A general view shows the destruction in the area surrounding Gaza's Al-Shifa hospital after the Israeli military withdrew from the complex housing the hospital on April 1, 2024. Photo by AFP.
Geneva: The World Health Organization said on Saturday that Gaza's largest hospital had been reduced to ashes by Israel's latest siege, leaving an "empty shell" with many bodies.
WHO staff who gained access on Friday to the devastated facility described horrifying scenes of bodies only partially buried, with their limbs sticking out, and the stench of decomposing corpses.
Israeli forces pulled out of Al-Shifa hospital in Gaza City on Monday after a two-week military operation, during which it said it had battled Palestinian "militants" inside what was once the Palestinian territory's most important medical complex.

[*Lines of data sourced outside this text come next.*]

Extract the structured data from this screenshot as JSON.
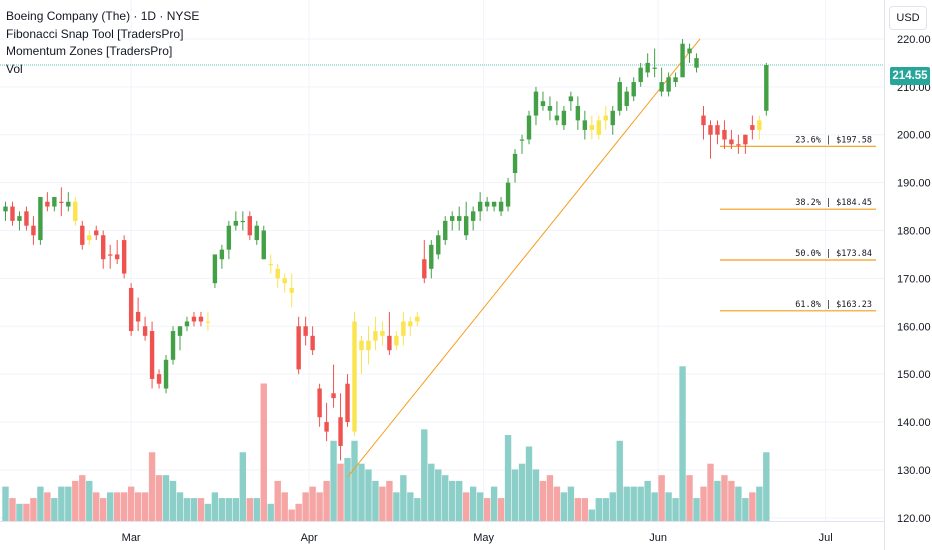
{
  "legend": {
    "symbol_line": "Boeing Company (The) · 1D · NYSE",
    "indicator_1": "Fibonacci Snap Tool [TradersPro]",
    "indicator_2": "Momentum Zones [TradersPro]",
    "indicator_3": "Vol"
  },
  "currency_button": "USD",
  "last_price": "214.55",
  "colors": {
    "up": "#43a047",
    "down": "#ef5350",
    "neutral": "#fbe44d",
    "vol_up": "#8ccfc9",
    "vol_down": "#f5a5a4",
    "fib": "#f59c1a",
    "last_price": "#26a69a"
  },
  "chart_data": {
    "type": "candlestick",
    "x_ticks": [
      "Mar",
      "Apr",
      "May",
      "Jun",
      "Jul"
    ],
    "x_tick_index": [
      18,
      43.5,
      68.5,
      93.5,
      117.5
    ],
    "y_ticks": [
      120,
      130,
      140,
      150,
      160,
      170,
      180,
      190,
      200,
      210,
      220
    ],
    "ylim": [
      118.5,
      225
    ],
    "fib_levels": [
      {
        "label": "23.6% | $197.58",
        "value": 197.58
      },
      {
        "label": "38.2% | $184.45",
        "value": 184.45
      },
      {
        "label": "50.0% | $173.84",
        "value": 173.84
      },
      {
        "label": "61.8% | $163.23",
        "value": 163.23
      }
    ],
    "fib_swing": {
      "from_index": 49,
      "from_value": 128.5,
      "to_index": 99.5,
      "to_value": 220.0
    },
    "last_price_value": 214.55,
    "candles": [
      {
        "o": 184,
        "h": 186,
        "l": 182,
        "c": 185,
        "z": "u",
        "v": 126
      },
      {
        "o": 185,
        "h": 186,
        "l": 181,
        "c": 182,
        "z": "d",
        "v": 124
      },
      {
        "o": 182,
        "h": 184,
        "l": 180,
        "c": 183,
        "z": "u",
        "v": 123
      },
      {
        "o": 184,
        "h": 185,
        "l": 180,
        "c": 181,
        "z": "d",
        "v": 123
      },
      {
        "o": 181,
        "h": 183,
        "l": 177,
        "c": 179,
        "z": "d",
        "v": 124
      },
      {
        "o": 178,
        "h": 187,
        "l": 177,
        "c": 187,
        "z": "u",
        "v": 126
      },
      {
        "o": 186,
        "h": 188,
        "l": 184,
        "c": 185,
        "z": "d",
        "v": 125
      },
      {
        "o": 185,
        "h": 187,
        "l": 184,
        "c": 187,
        "z": "u",
        "v": 124
      },
      {
        "o": 186,
        "h": 189,
        "l": 183,
        "c": 186,
        "z": "d",
        "v": 126
      },
      {
        "o": 185,
        "h": 188,
        "l": 184,
        "c": 186,
        "z": "u",
        "v": 126
      },
      {
        "o": 186,
        "h": 187,
        "l": 181,
        "c": 182,
        "z": "n",
        "v": 127
      },
      {
        "o": 181,
        "h": 182,
        "l": 176,
        "c": 177,
        "z": "d",
        "v": 128
      },
      {
        "o": 178,
        "h": 180,
        "l": 177,
        "c": 179,
        "z": "n",
        "v": 127
      },
      {
        "o": 180,
        "h": 181,
        "l": 178,
        "c": 179,
        "z": "d",
        "v": 125
      },
      {
        "o": 179,
        "h": 180,
        "l": 172,
        "c": 174,
        "z": "d",
        "v": 124
      },
      {
        "o": 175,
        "h": 177,
        "l": 172,
        "c": 175,
        "z": "d",
        "v": 125
      },
      {
        "o": 175,
        "h": 178,
        "l": 173,
        "c": 174,
        "z": "d",
        "v": 125
      },
      {
        "o": 178,
        "h": 179,
        "l": 170,
        "c": 171,
        "z": "d",
        "v": 125
      },
      {
        "o": 168,
        "h": 169,
        "l": 158,
        "c": 159,
        "z": "d",
        "v": 126
      },
      {
        "o": 163,
        "h": 166,
        "l": 159,
        "c": 161,
        "z": "d",
        "v": 125
      },
      {
        "o": 160,
        "h": 162,
        "l": 157,
        "c": 158,
        "z": "d",
        "v": 125
      },
      {
        "o": 159,
        "h": 161,
        "l": 147,
        "c": 149,
        "z": "d",
        "v": 132
      },
      {
        "o": 150,
        "h": 151,
        "l": 147,
        "c": 148,
        "z": "d",
        "v": 128
      },
      {
        "o": 147,
        "h": 154,
        "l": 146,
        "c": 153,
        "z": "u",
        "v": 128
      },
      {
        "o": 153,
        "h": 160,
        "l": 152,
        "c": 159,
        "z": "u",
        "v": 127
      },
      {
        "o": 158,
        "h": 160,
        "l": 155,
        "c": 160,
        "z": "u",
        "v": 125
      },
      {
        "o": 160,
        "h": 162,
        "l": 159,
        "c": 161,
        "z": "u",
        "v": 124
      },
      {
        "o": 161,
        "h": 163,
        "l": 160,
        "c": 162,
        "z": "d",
        "v": 124
      },
      {
        "o": 162,
        "h": 163,
        "l": 160,
        "c": 161,
        "z": "d",
        "v": 124
      },
      {
        "o": 161,
        "h": 163,
        "l": 159,
        "c": 161,
        "z": "n",
        "v": 123
      },
      {
        "o": 169,
        "h": 175,
        "l": 168,
        "c": 175,
        "z": "u",
        "v": 125
      },
      {
        "o": 174,
        "h": 177,
        "l": 172,
        "c": 176,
        "z": "u",
        "v": 124
      },
      {
        "o": 176,
        "h": 182,
        "l": 174,
        "c": 181,
        "z": "u",
        "v": 124
      },
      {
        "o": 181,
        "h": 184,
        "l": 180,
        "c": 182,
        "z": "u",
        "v": 124
      },
      {
        "o": 182,
        "h": 184,
        "l": 180,
        "c": 182,
        "z": "u",
        "v": 132
      },
      {
        "o": 183,
        "h": 184,
        "l": 178,
        "c": 179,
        "z": "d",
        "v": 124
      },
      {
        "o": 178,
        "h": 182,
        "l": 177,
        "c": 181,
        "z": "u",
        "v": 124
      },
      {
        "o": 180,
        "h": 181,
        "l": 174,
        "c": 174,
        "z": "u",
        "v": 144
      },
      {
        "o": 173,
        "h": 175,
        "l": 171,
        "c": 173,
        "z": "n",
        "v": 123
      },
      {
        "o": 172,
        "h": 173,
        "l": 168,
        "c": 170,
        "z": "n",
        "v": 127
      },
      {
        "o": 170,
        "h": 171,
        "l": 167,
        "c": 169,
        "z": "n",
        "v": 125
      },
      {
        "o": 168,
        "h": 171,
        "l": 164,
        "c": 167,
        "z": "n",
        "v": 122
      },
      {
        "o": 160,
        "h": 162,
        "l": 150,
        "c": 151,
        "z": "d",
        "v": 123
      },
      {
        "o": 160,
        "h": 162,
        "l": 156,
        "c": 158,
        "z": "d",
        "v": 125
      },
      {
        "o": 158,
        "h": 160,
        "l": 154,
        "c": 155,
        "z": "d",
        "v": 126
      },
      {
        "o": 147,
        "h": 148,
        "l": 139,
        "c": 141,
        "z": "d",
        "v": 125
      },
      {
        "o": 140,
        "h": 144,
        "l": 136,
        "c": 138,
        "z": "d",
        "v": 127
      },
      {
        "o": 145,
        "h": 152,
        "l": 143,
        "c": 146,
        "z": "d",
        "v": 134
      },
      {
        "o": 141,
        "h": 146,
        "l": 132,
        "c": 135,
        "z": "d",
        "v": 130
      },
      {
        "o": 140,
        "h": 150,
        "l": 139,
        "c": 148,
        "z": "d",
        "v": 131
      },
      {
        "o": 138,
        "h": 163,
        "l": 137,
        "c": 161,
        "z": "n",
        "v": 134
      },
      {
        "o": 155,
        "h": 158,
        "l": 150,
        "c": 157,
        "z": "n",
        "v": 130
      },
      {
        "o": 155,
        "h": 160,
        "l": 152,
        "c": 157,
        "z": "n",
        "v": 129
      },
      {
        "o": 157,
        "h": 162,
        "l": 155,
        "c": 159,
        "z": "n",
        "v": 127
      },
      {
        "o": 159,
        "h": 161,
        "l": 156,
        "c": 158,
        "z": "n",
        "v": 126
      },
      {
        "o": 158,
        "h": 163,
        "l": 154,
        "c": 155,
        "z": "d",
        "v": 127
      },
      {
        "o": 156,
        "h": 159,
        "l": 155,
        "c": 158,
        "z": "n",
        "v": 125
      },
      {
        "o": 158,
        "h": 163,
        "l": 156,
        "c": 161,
        "z": "n",
        "v": 128
      },
      {
        "o": 160,
        "h": 162,
        "l": 158,
        "c": 161,
        "z": "n",
        "v": 125
      },
      {
        "o": 161,
        "h": 163,
        "l": 160,
        "c": 162,
        "z": "n",
        "v": 124
      },
      {
        "o": 170,
        "h": 178,
        "l": 169,
        "c": 174,
        "z": "d",
        "v": 136
      },
      {
        "o": 172,
        "h": 178,
        "l": 170,
        "c": 177,
        "z": "u",
        "v": 130
      },
      {
        "o": 175,
        "h": 180,
        "l": 174,
        "c": 179,
        "z": "u",
        "v": 129
      },
      {
        "o": 178,
        "h": 183,
        "l": 177,
        "c": 182,
        "z": "u",
        "v": 128
      },
      {
        "o": 182,
        "h": 184,
        "l": 180,
        "c": 183,
        "z": "u",
        "v": 127
      },
      {
        "o": 182,
        "h": 185,
        "l": 180,
        "c": 183,
        "z": "u",
        "v": 127
      },
      {
        "o": 183,
        "h": 186,
        "l": 178,
        "c": 179,
        "z": "u",
        "v": 125
      },
      {
        "o": 182,
        "h": 185,
        "l": 180,
        "c": 184,
        "z": "u",
        "v": 126
      },
      {
        "o": 184,
        "h": 188,
        "l": 182,
        "c": 186,
        "z": "u",
        "v": 125
      },
      {
        "o": 186,
        "h": 187,
        "l": 184,
        "c": 185,
        "z": "u",
        "v": 124
      },
      {
        "o": 185,
        "h": 186,
        "l": 184,
        "c": 186,
        "z": "u",
        "v": 126
      },
      {
        "o": 186,
        "h": 187,
        "l": 183,
        "c": 184,
        "z": "u",
        "v": 124
      },
      {
        "o": 185,
        "h": 191,
        "l": 184,
        "c": 190,
        "z": "u",
        "v": 135
      },
      {
        "o": 192,
        "h": 197,
        "l": 190,
        "c": 196,
        "z": "u",
        "v": 129
      },
      {
        "o": 199,
        "h": 200,
        "l": 196,
        "c": 199,
        "z": "u",
        "v": 130
      },
      {
        "o": 199,
        "h": 205,
        "l": 198,
        "c": 204,
        "z": "u",
        "v": 133
      },
      {
        "o": 204,
        "h": 210,
        "l": 202,
        "c": 209,
        "z": "u",
        "v": 129
      },
      {
        "o": 207,
        "h": 209,
        "l": 205,
        "c": 206,
        "z": "u",
        "v": 127
      },
      {
        "o": 206,
        "h": 208,
        "l": 203,
        "c": 205,
        "z": "u",
        "v": 128
      },
      {
        "o": 204,
        "h": 207,
        "l": 202,
        "c": 203,
        "z": "u",
        "v": 126
      },
      {
        "o": 202,
        "h": 206,
        "l": 201,
        "c": 205,
        "z": "u",
        "v": 125
      },
      {
        "o": 207,
        "h": 209,
        "l": 205,
        "c": 208,
        "z": "u",
        "v": 126
      },
      {
        "o": 206,
        "h": 208,
        "l": 201,
        "c": 203,
        "z": "u",
        "v": 124
      },
      {
        "o": 203,
        "h": 205,
        "l": 199,
        "c": 201,
        "z": "u",
        "v": 124
      },
      {
        "o": 201,
        "h": 204,
        "l": 199,
        "c": 202,
        "z": "n",
        "v": 122
      },
      {
        "o": 200,
        "h": 204,
        "l": 199,
        "c": 203,
        "z": "n",
        "v": 124
      },
      {
        "o": 203,
        "h": 206,
        "l": 201,
        "c": 204,
        "z": "n",
        "v": 124
      },
      {
        "o": 202,
        "h": 206,
        "l": 200,
        "c": 205,
        "z": "u",
        "v": 125
      },
      {
        "o": 205,
        "h": 212,
        "l": 204,
        "c": 211,
        "z": "u",
        "v": 134
      },
      {
        "o": 206,
        "h": 210,
        "l": 205,
        "c": 209,
        "z": "u",
        "v": 126
      },
      {
        "o": 208,
        "h": 212,
        "l": 207,
        "c": 211,
        "z": "u",
        "v": 126
      },
      {
        "o": 211,
        "h": 215,
        "l": 210,
        "c": 214,
        "z": "u",
        "v": 126
      },
      {
        "o": 213,
        "h": 217,
        "l": 212,
        "c": 215,
        "z": "u",
        "v": 127
      },
      {
        "o": 214,
        "h": 218,
        "l": 212,
        "c": 214,
        "z": "u",
        "v": 125
      },
      {
        "o": 211,
        "h": 214,
        "l": 208,
        "c": 209,
        "z": "u",
        "v": 128
      },
      {
        "o": 209,
        "h": 213,
        "l": 208,
        "c": 212,
        "z": "u",
        "v": 125
      },
      {
        "o": 211,
        "h": 213,
        "l": 210,
        "c": 212,
        "z": "u",
        "v": 124
      },
      {
        "o": 212,
        "h": 220,
        "l": 212,
        "c": 219,
        "z": "u",
        "v": 147
      },
      {
        "o": 218,
        "h": 219,
        "l": 215,
        "c": 217,
        "z": "u",
        "v": 128
      },
      {
        "o": 214,
        "h": 217,
        "l": 213,
        "c": 216,
        "z": "u",
        "v": 124
      },
      {
        "o": 204,
        "h": 206,
        "l": 199,
        "c": 202,
        "z": "d",
        "v": 126
      },
      {
        "o": 202,
        "h": 203,
        "l": 195,
        "c": 200,
        "z": "d",
        "v": 130
      },
      {
        "o": 200,
        "h": 203,
        "l": 198,
        "c": 202,
        "z": "d",
        "v": 127
      },
      {
        "o": 201,
        "h": 203,
        "l": 197,
        "c": 199,
        "z": "d",
        "v": 128
      },
      {
        "o": 199,
        "h": 201,
        "l": 197,
        "c": 198,
        "z": "d",
        "v": 127
      },
      {
        "o": 198,
        "h": 200,
        "l": 196,
        "c": 198,
        "z": "d",
        "v": 126
      },
      {
        "o": 198,
        "h": 200,
        "l": 196,
        "c": 200,
        "z": "d",
        "v": 124
      },
      {
        "o": 202,
        "h": 204,
        "l": 199,
        "c": 201,
        "z": "d",
        "v": 125
      },
      {
        "o": 201,
        "h": 204,
        "l": 199,
        "c": 203,
        "z": "n",
        "v": 126
      },
      {
        "o": 205,
        "h": 215,
        "l": 204,
        "c": 214.55,
        "z": "u",
        "v": 132
      }
    ]
  }
}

A WHO-led mission finally accessed the hospital on Friday, after multiple failed attempts since March 25, the United Nations health agency said.

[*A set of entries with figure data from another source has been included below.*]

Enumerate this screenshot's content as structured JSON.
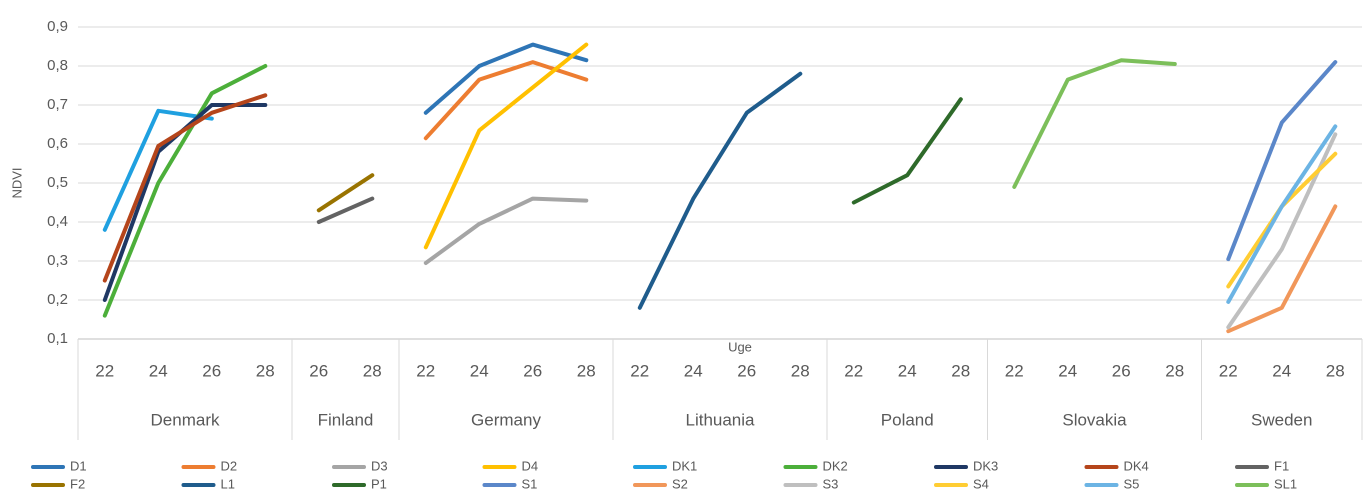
{
  "chart_data": {
    "type": "line",
    "y_label": "NDVI",
    "x_label": "Uge",
    "groups": [
      {
        "name": "Denmark",
        "categories": [
          "22",
          "24",
          "26",
          "28"
        ]
      },
      {
        "name": "Finland",
        "categories": [
          "26",
          "28"
        ]
      },
      {
        "name": "Germany",
        "categories": [
          "22",
          "24",
          "26",
          "28"
        ]
      },
      {
        "name": "Lithuania",
        "categories": [
          "22",
          "24",
          "26",
          "28"
        ]
      },
      {
        "name": "Poland",
        "categories": [
          "22",
          "24",
          "28"
        ]
      },
      {
        "name": "Slovakia",
        "categories": [
          "22",
          "24",
          "26",
          "28"
        ]
      },
      {
        "name": "Sweden",
        "categories": [
          "22",
          "24",
          "28"
        ]
      }
    ],
    "ylim": [
      0.1,
      0.9
    ],
    "yticks": [
      {
        "value": 0.1,
        "label": "0,1"
      },
      {
        "value": 0.2,
        "label": "0,2"
      },
      {
        "value": 0.3,
        "label": "0,3"
      },
      {
        "value": 0.4,
        "label": "0,4"
      },
      {
        "value": 0.5,
        "label": "0,5"
      },
      {
        "value": 0.6,
        "label": "0,6"
      },
      {
        "value": 0.7,
        "label": "0,7"
      },
      {
        "value": 0.8,
        "label": "0,8"
      },
      {
        "value": 0.9,
        "label": "0,9"
      }
    ],
    "grid": true,
    "legend": "bottom",
    "series": [
      {
        "name": "D1",
        "color": "#2E75B6",
        "values": [
          null,
          null,
          null,
          null,
          null,
          null,
          0.68,
          0.8,
          0.855,
          0.815,
          null,
          null,
          null,
          null,
          null,
          null,
          null,
          null,
          null,
          null,
          null,
          null,
          null,
          null
        ]
      },
      {
        "name": "D2",
        "color": "#ED7D31",
        "values": [
          null,
          null,
          null,
          null,
          null,
          null,
          0.615,
          0.765,
          0.81,
          0.765,
          null,
          null,
          null,
          null,
          null,
          null,
          null,
          null,
          null,
          null,
          null,
          null,
          null,
          null
        ]
      },
      {
        "name": "D3",
        "color": "#A5A5A5",
        "values": [
          null,
          null,
          null,
          null,
          null,
          null,
          0.295,
          0.395,
          0.46,
          0.455,
          null,
          null,
          null,
          null,
          null,
          null,
          null,
          null,
          null,
          null,
          null,
          null,
          null,
          null
        ]
      },
      {
        "name": "D4",
        "color": "#FFC000",
        "values": [
          null,
          null,
          null,
          null,
          null,
          null,
          0.335,
          0.635,
          0.745,
          0.855,
          null,
          null,
          null,
          null,
          null,
          null,
          null,
          null,
          null,
          null,
          null,
          null,
          null,
          null
        ]
      },
      {
        "name": "DK1",
        "color": "#1FA0E0",
        "values": [
          0.38,
          0.685,
          0.665,
          null,
          null,
          null,
          null,
          null,
          null,
          null,
          null,
          null,
          null,
          null,
          null,
          null,
          null,
          null,
          null,
          null,
          null,
          null,
          null,
          null
        ]
      },
      {
        "name": "DK2",
        "color": "#4CAF3A",
        "values": [
          0.16,
          0.5,
          0.73,
          0.8,
          null,
          null,
          null,
          null,
          null,
          null,
          null,
          null,
          null,
          null,
          null,
          null,
          null,
          null,
          null,
          null,
          null,
          null,
          null,
          null
        ]
      },
      {
        "name": "DK3",
        "color": "#1F3864",
        "values": [
          0.2,
          0.58,
          0.7,
          0.7,
          null,
          null,
          null,
          null,
          null,
          null,
          null,
          null,
          null,
          null,
          null,
          null,
          null,
          null,
          null,
          null,
          null,
          null,
          null,
          null
        ]
      },
      {
        "name": "DK4",
        "color": "#B5451B",
        "values": [
          0.25,
          0.595,
          0.68,
          0.725,
          null,
          null,
          null,
          null,
          null,
          null,
          null,
          null,
          null,
          null,
          null,
          null,
          null,
          null,
          null,
          null,
          null,
          null,
          null,
          null
        ]
      },
      {
        "name": "F1",
        "color": "#636363",
        "values": [
          null,
          null,
          null,
          null,
          0.4,
          0.46,
          null,
          null,
          null,
          null,
          null,
          null,
          null,
          null,
          null,
          null,
          null,
          null,
          null,
          null,
          null,
          null,
          null,
          null
        ]
      },
      {
        "name": "F2",
        "color": "#997300",
        "values": [
          null,
          null,
          null,
          null,
          0.43,
          0.52,
          null,
          null,
          null,
          null,
          null,
          null,
          null,
          null,
          null,
          null,
          null,
          null,
          null,
          null,
          null,
          null,
          null,
          null
        ]
      },
      {
        "name": "L1",
        "color": "#1F5C8C",
        "values": [
          null,
          null,
          null,
          null,
          null,
          null,
          null,
          null,
          null,
          null,
          0.18,
          0.46,
          0.68,
          0.78,
          null,
          null,
          null,
          null,
          null,
          null,
          null,
          null,
          null,
          null
        ]
      },
      {
        "name": "P1",
        "color": "#2E6A2A",
        "values": [
          null,
          null,
          null,
          null,
          null,
          null,
          null,
          null,
          null,
          null,
          null,
          null,
          null,
          null,
          0.45,
          0.52,
          0.715,
          null,
          null,
          null,
          null,
          null,
          null,
          null
        ]
      },
      {
        "name": "S1",
        "color": "#5B87C9",
        "values": [
          null,
          null,
          null,
          null,
          null,
          null,
          null,
          null,
          null,
          null,
          null,
          null,
          null,
          null,
          null,
          null,
          null,
          null,
          null,
          null,
          null,
          0.305,
          0.655,
          0.81
        ]
      },
      {
        "name": "S2",
        "color": "#F1975A",
        "values": [
          null,
          null,
          null,
          null,
          null,
          null,
          null,
          null,
          null,
          null,
          null,
          null,
          null,
          null,
          null,
          null,
          null,
          null,
          null,
          null,
          null,
          0.12,
          0.18,
          0.44
        ]
      },
      {
        "name": "S3",
        "color": "#BFBFBF",
        "values": [
          null,
          null,
          null,
          null,
          null,
          null,
          null,
          null,
          null,
          null,
          null,
          null,
          null,
          null,
          null,
          null,
          null,
          null,
          null,
          null,
          null,
          0.13,
          0.33,
          0.625
        ]
      },
      {
        "name": "S4",
        "color": "#FFCD33",
        "values": [
          null,
          null,
          null,
          null,
          null,
          null,
          null,
          null,
          null,
          null,
          null,
          null,
          null,
          null,
          null,
          null,
          null,
          null,
          null,
          null,
          null,
          0.235,
          0.44,
          0.575
        ]
      },
      {
        "name": "S5",
        "color": "#6CB4E4",
        "values": [
          null,
          null,
          null,
          null,
          null,
          null,
          null,
          null,
          null,
          null,
          null,
          null,
          null,
          null,
          null,
          null,
          null,
          null,
          null,
          null,
          null,
          0.195,
          0.44,
          0.645
        ]
      },
      {
        "name": "SL1",
        "color": "#7CBF5A",
        "values": [
          null,
          null,
          null,
          null,
          null,
          null,
          null,
          null,
          null,
          null,
          null,
          null,
          null,
          null,
          null,
          null,
          null,
          0.49,
          0.765,
          0.815,
          0.805,
          null,
          null,
          null
        ]
      }
    ]
  }
}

It found massive destruction and heard reports that patients had been "held in abysmal conditions" during the siege and several had died.
"WHO and partners managed to reach Al-Shifa -- once the backbone of the health system in Gaza, which is now an empty shell with human graves after the latest siege," WHO director-general Tedros Adhanom Ghebreyesus wrote on X, formerly Twitter.

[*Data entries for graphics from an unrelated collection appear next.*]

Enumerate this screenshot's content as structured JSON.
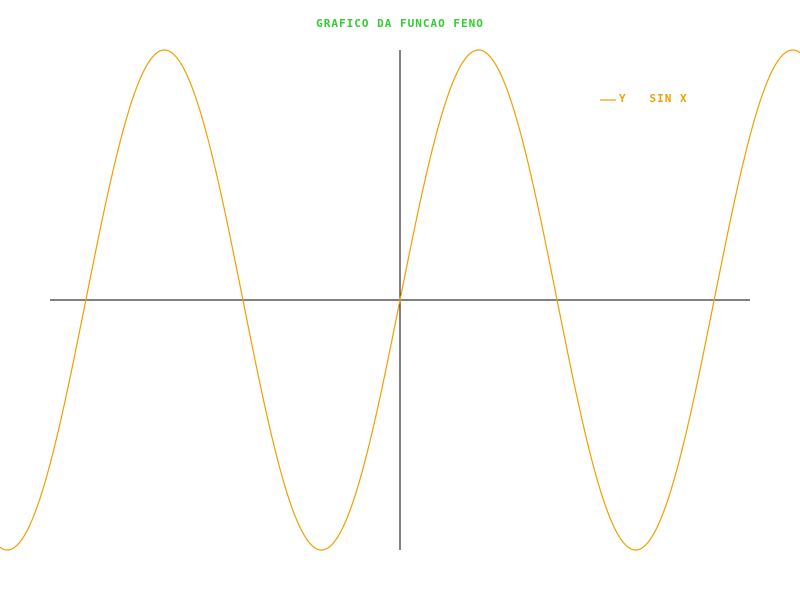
{
  "chart_data": {
    "type": "line",
    "title": "GRAFICO DA FUNCAO FENO",
    "xlabel": "",
    "ylabel": "",
    "xlim": [
      -8,
      8
    ],
    "ylim": [
      -1,
      1
    ],
    "grid": false,
    "legend_position": "top-right",
    "title_color": "#33cc33",
    "axis_color": "#000000",
    "series": [
      {
        "name": "Y   SIN X",
        "function": "sin",
        "color": "#f0a000",
        "x": [
          -8,
          -7.5,
          -7,
          -6.5,
          -6,
          -5.5,
          -5,
          -4.5,
          -4,
          -3.5,
          -3,
          -2.5,
          -2,
          -1.5,
          -1,
          -0.5,
          0,
          0.5,
          1,
          1.5,
          2,
          2.5,
          3,
          3.5,
          4,
          4.5,
          5,
          5.5,
          6,
          6.5,
          7,
          7.5,
          8
        ],
        "y": [
          -0.989,
          -0.938,
          -0.657,
          -0.215,
          0.279,
          0.706,
          0.959,
          0.978,
          0.757,
          0.351,
          -0.141,
          -0.598,
          -0.909,
          -0.997,
          -0.841,
          -0.479,
          0,
          0.479,
          0.841,
          0.997,
          0.909,
          0.598,
          0.141,
          -0.351,
          -0.757,
          -0.978,
          -0.959,
          -0.706,
          -0.279,
          0.215,
          0.657,
          0.938,
          0.989
        ]
      }
    ]
  }
}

In a statement, WHO said no patients remained in the hospital, where "numerous shallow graves" had been dug just outside the emergency department and the administrative and surgical buildings.
"Many dead bodies were partially buried with their limbs visible," it said.
'Decomposing bodies'
During their visit, WHO staff witnessed "at least five bodies lying partially covered on the ground, exposed to the heat", it said.
"The team reported a pungent smell of decomposing bodies engulfing the hospital compound." "Safeguarding dignity, even in death, is an indispensable act of humanity," the WHO stressed.
The mission, which was conducted in cooperation with other UN agencies and the acting hospital director, found that "the scale of devastation has left the facility completely non-functional".
"Most of the buildings in the hospital complex are extensively destroyed and the majority of assets damaged or reduced to ashes," Tedros said. "Even restoring minimal functionality in the short term seems implausible."
WHO said the acting hospital director had described how patients were "held in abysmal conditions during the siege". "They endured severe lack of food, water, health care, hygiene and sanitation, and were forced to relocate between buildings at gun point," it said.
At least 20 patients reportedly died, it said, "due to the lack of access to care and limited movement authorised for health personnel".